🤖 AI Summary
This study addresses the challenge autonomous vehicles face in accurately interpreting pedestrians’ nonverbal traffic intentions conveyed through hand gestures, which critically affects human–vehicle interaction safety. To this end, the authors propose a gesture classification framework based on 2D human pose estimation, extracting a 76-dimensional set of handcrafted static and dynamic features from normalized keypoints in real-world traffic videos. The method targets four canonical gesture categories: stop, go, thanks/greeting, and no gesture. The analysis reveals that hand position and motion velocity play pivotal roles in gesture discrimination. Evaluated on the WIVW dataset, the approach achieves an 87% classification accuracy, significantly enhancing the capability of autonomous driving systems to understand and infer intentions from unstructured pedestrian behaviors.
📝 Abstract
Gestures are a key component of non-verbal communication in traffic, often helping pedestrian-to-driver interactions when formal traffic rules may be insufficient.
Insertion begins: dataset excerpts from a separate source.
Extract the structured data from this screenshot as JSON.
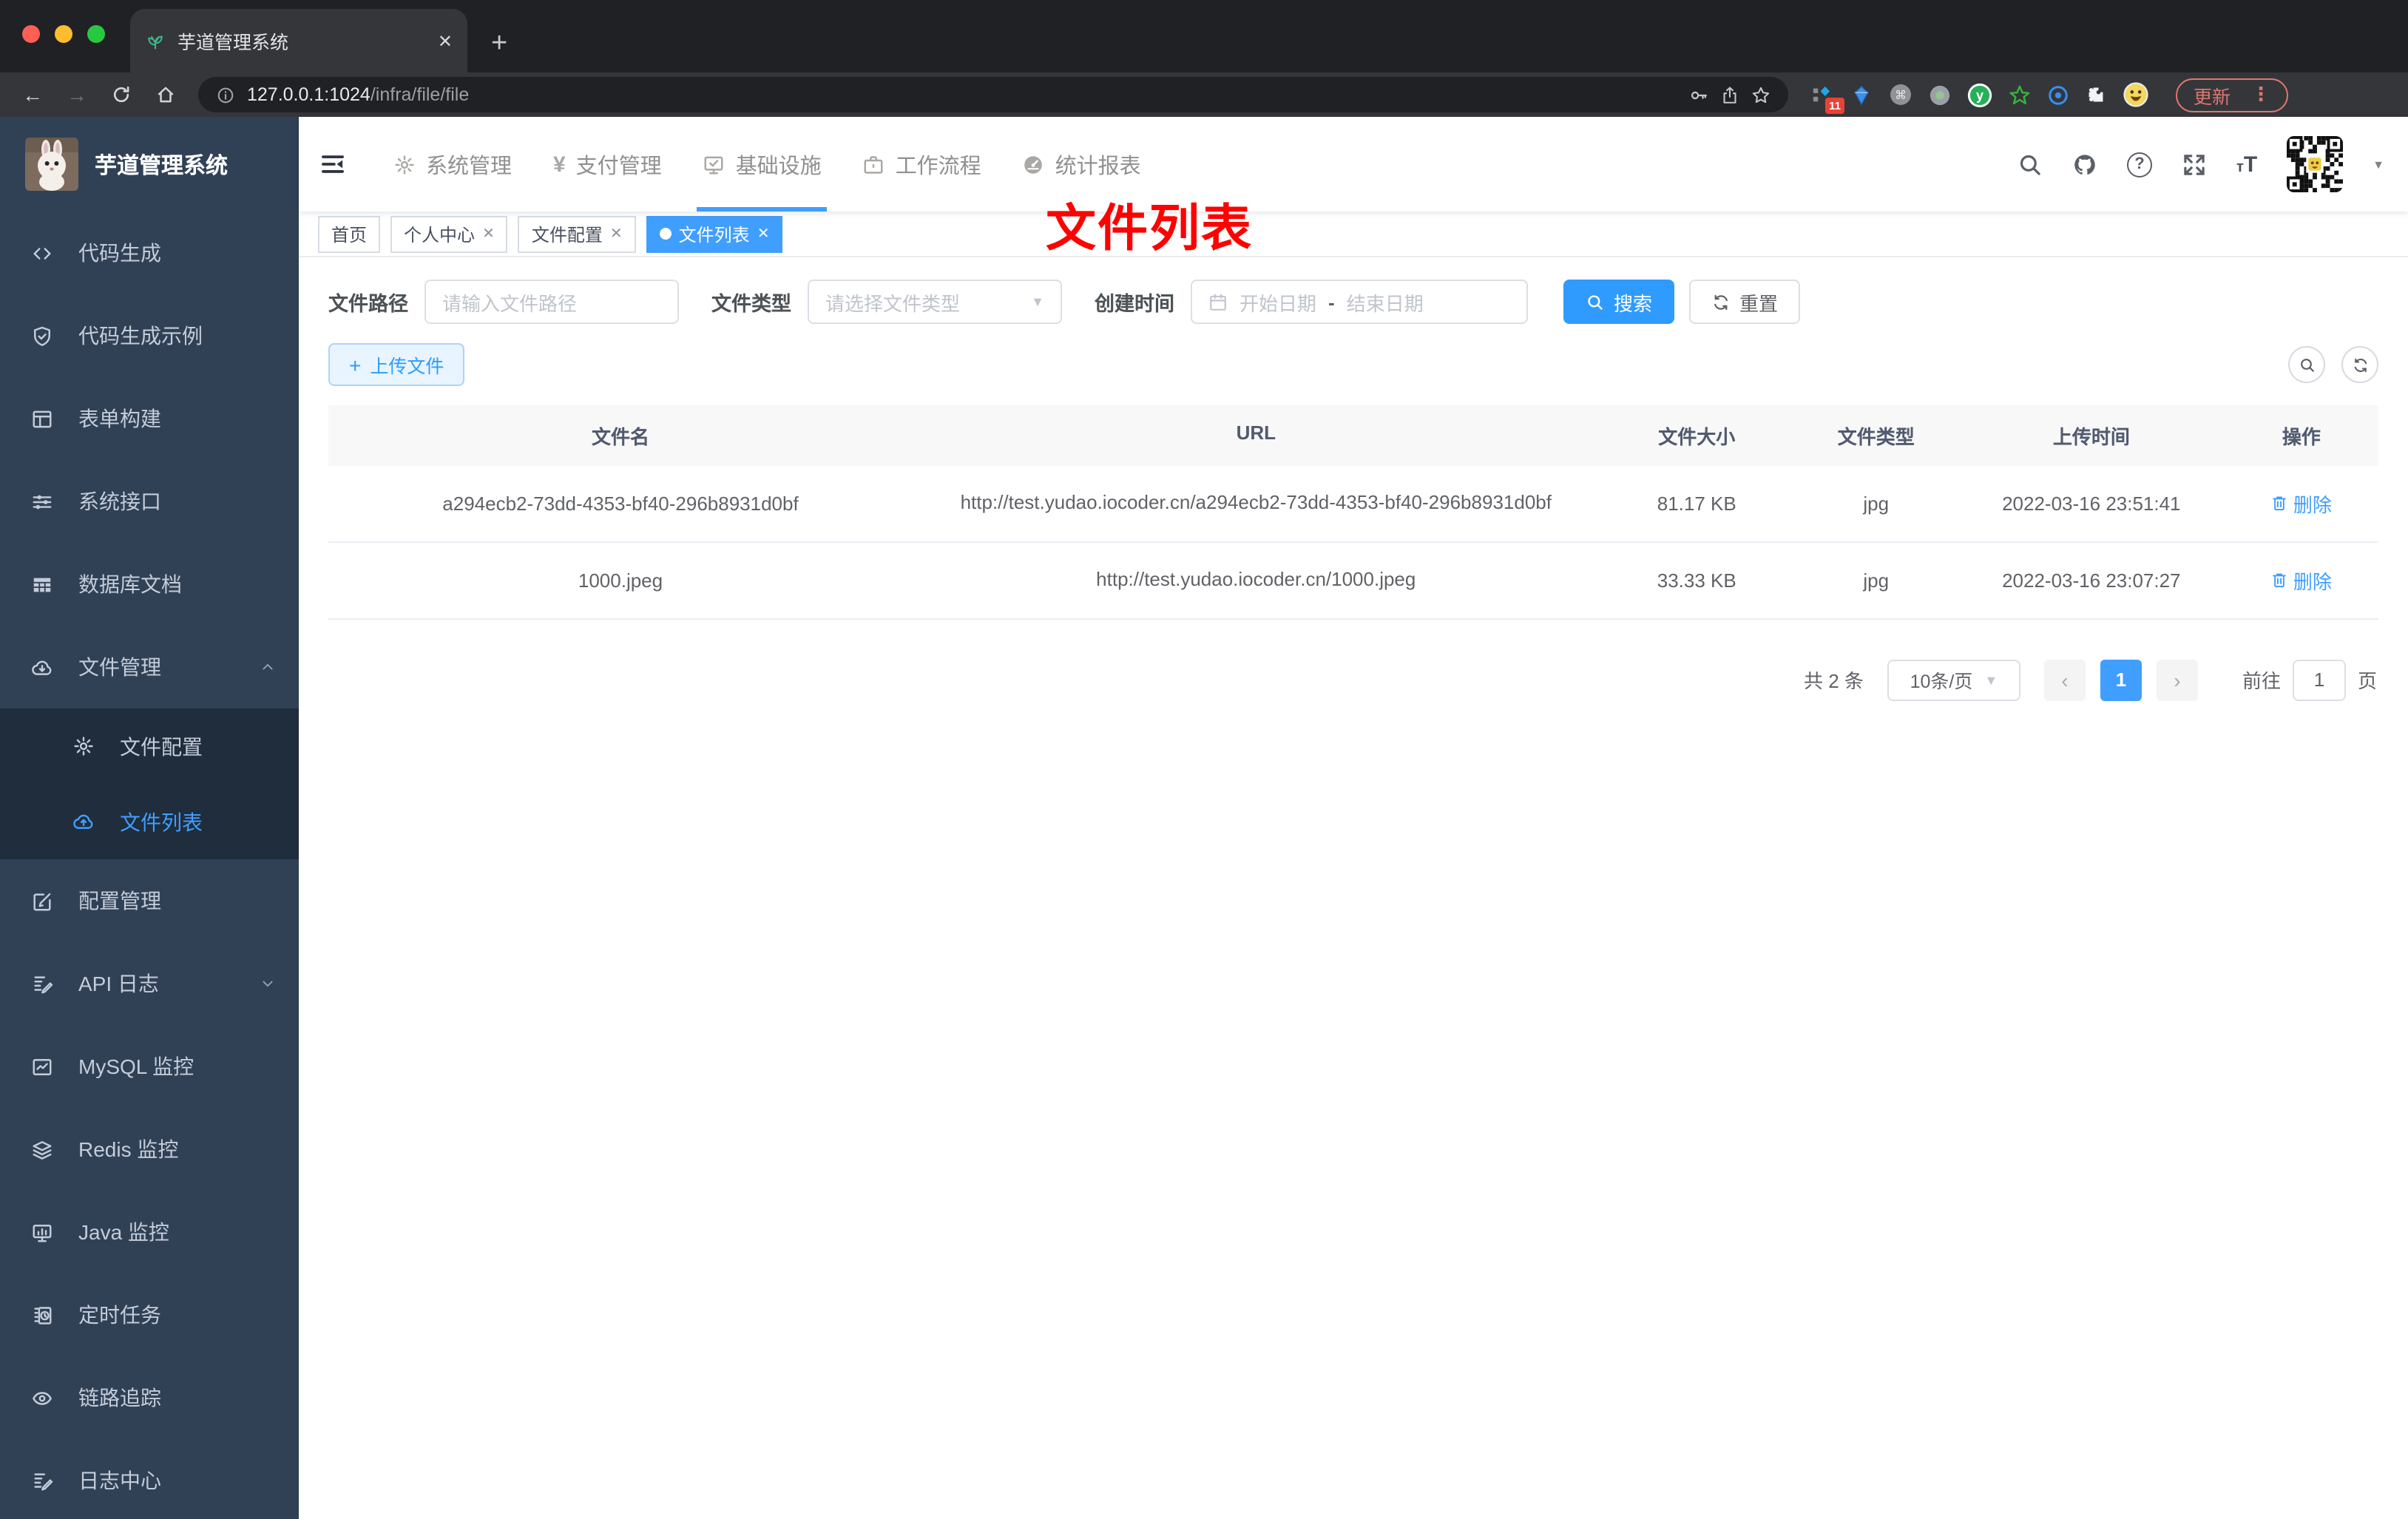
{
  "browser": {
    "tab_title": "芋道管理系统",
    "url_host": "127.0.0.1:1024",
    "url_path": "/infra/file/file",
    "ext_badge": "11",
    "update_label": "更新",
    "traffic_colors": [
      "#ff5f57",
      "#febc2e",
      "#28c840"
    ]
  },
  "sidebar": {
    "title": "芋道管理系统",
    "items": [
      {
        "id": "code-gen",
        "label": "代码生成",
        "icon": "code-icon"
      },
      {
        "id": "code-demo",
        "label": "代码生成示例",
        "icon": "shield-check-icon"
      },
      {
        "id": "form-build",
        "label": "表单构建",
        "icon": "form-icon"
      },
      {
        "id": "sys-api",
        "label": "系统接口",
        "icon": "sliders-icon"
      },
      {
        "id": "db-doc",
        "label": "数据库文档",
        "icon": "grid-icon"
      },
      {
        "id": "file-mgr",
        "label": "文件管理",
        "icon": "cloud-download-icon",
        "chevron": "up",
        "children": [
          {
            "id": "file-config",
            "label": "文件配置",
            "icon": "gear-icon"
          },
          {
            "id": "file-list",
            "label": "文件列表",
            "icon": "cloud-upload-icon",
            "active": true
          }
        ]
      },
      {
        "id": "config-mgr",
        "label": "配置管理",
        "icon": "edit-icon"
      },
      {
        "id": "api-log",
        "label": "API 日志",
        "icon": "log-edit-icon",
        "chevron": "down"
      },
      {
        "id": "mysql",
        "label": "MySQL 监控",
        "icon": "chart-box-icon"
      },
      {
        "id": "redis",
        "label": "Redis 监控",
        "icon": "layers-icon"
      },
      {
        "id": "java",
        "label": "Java 监控",
        "icon": "monitor-bars-icon"
      },
      {
        "id": "job",
        "label": "定时任务",
        "icon": "task-clock-icon"
      },
      {
        "id": "trace",
        "label": "链路追踪",
        "icon": "eye-icon"
      },
      {
        "id": "log-center",
        "label": "日志中心",
        "icon": "log-edit-icon"
      }
    ]
  },
  "header": {
    "nav": [
      {
        "id": "system",
        "label": "系统管理",
        "icon": "gear-icon"
      },
      {
        "id": "pay",
        "label": "支付管理",
        "icon": "yen-icon"
      },
      {
        "id": "infra",
        "label": "基础设施",
        "icon": "monitor-check-icon",
        "active": true
      },
      {
        "id": "workflow",
        "label": "工作流程",
        "icon": "briefcase-icon"
      },
      {
        "id": "report",
        "label": "统计报表",
        "icon": "gauge-icon"
      }
    ],
    "right_icons": [
      "search-icon",
      "github-icon",
      "question-icon",
      "fullscreen-icon",
      "font-size-icon",
      "qr-avatar",
      "caret-down-icon"
    ]
  },
  "tags": [
    {
      "label": "首页",
      "closable": false,
      "active": false
    },
    {
      "label": "个人中心",
      "closable": true,
      "active": false
    },
    {
      "label": "文件配置",
      "closable": true,
      "active": false
    },
    {
      "label": "文件列表",
      "closable": true,
      "active": true
    }
  ],
  "annotation": {
    "text": "文件列表"
  },
  "filters": {
    "path_label": "文件路径",
    "path_placeholder": "请输入文件路径",
    "type_label": "文件类型",
    "type_placeholder": "请选择文件类型",
    "date_label": "创建时间",
    "date_start": "开始日期",
    "date_separator": "-",
    "date_end": "结束日期",
    "search_label": "搜索",
    "reset_label": "重置"
  },
  "actions": {
    "upload_label": "上传文件",
    "upload_plus": "+"
  },
  "table": {
    "columns": [
      "文件名",
      "URL",
      "文件大小",
      "文件类型",
      "上传时间",
      "操作"
    ],
    "rows": [
      {
        "name": "a294ecb2-73dd-4353-bf40-296b8931d0bf",
        "url": "http://test.yudao.iocoder.cn/a294ecb2-73dd-4353-bf40-296b8931d0bf",
        "size": "81.17 KB",
        "type": "jpg",
        "time": "2022-03-16 23:51:41",
        "action": "删除"
      },
      {
        "name": "1000.jpeg",
        "url": "http://test.yudao.iocoder.cn/1000.jpeg",
        "size": "33.33 KB",
        "type": "jpg",
        "time": "2022-03-16 23:07:27",
        "action": "删除"
      }
    ]
  },
  "pagination": {
    "total": "共 2 条",
    "page_size": "10条/页",
    "prev": "‹",
    "next": "›",
    "current_page": "1",
    "goto_label": "前往",
    "goto_value": "1",
    "goto_suffix": "页"
  },
  "colors": {
    "accent": "#409eff",
    "search_button": "#2f9bff",
    "sidebar_bg": "#304156",
    "submenu_bg": "#1f2d3d",
    "sidebar_text": "#c4ccd9",
    "annotation_red": "#fe0100",
    "chrome_bg": "#202124",
    "toolbar_bg": "#35363a",
    "update_red": "#df766f",
    "upload_bg": "#e8f4ff",
    "table_header_bg": "#f8f8f9"
  }
}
This problem becomes more apparent when autonomous vehicles (AVs) struggle to interpret such gestures. In this study, we present a gesture classification framework using 2D pose estimation applied to real-world video sequences from the WIVW dataset. We categorise gestures into four primary classes (Stop, Go, Thank & Greet, and No Gesture) and extract 76 static and dynamic features from normalised keypoints. Our analysis demonstrates that hand position and movement velocity are especially discriminative in distinguishing between gesture classes, achieving a classification accuracy score of 87%. These findings not only improve the perceptual capabilities of AV systems but also contribute to the broader understanding of pedestrian behaviour in traffic contexts.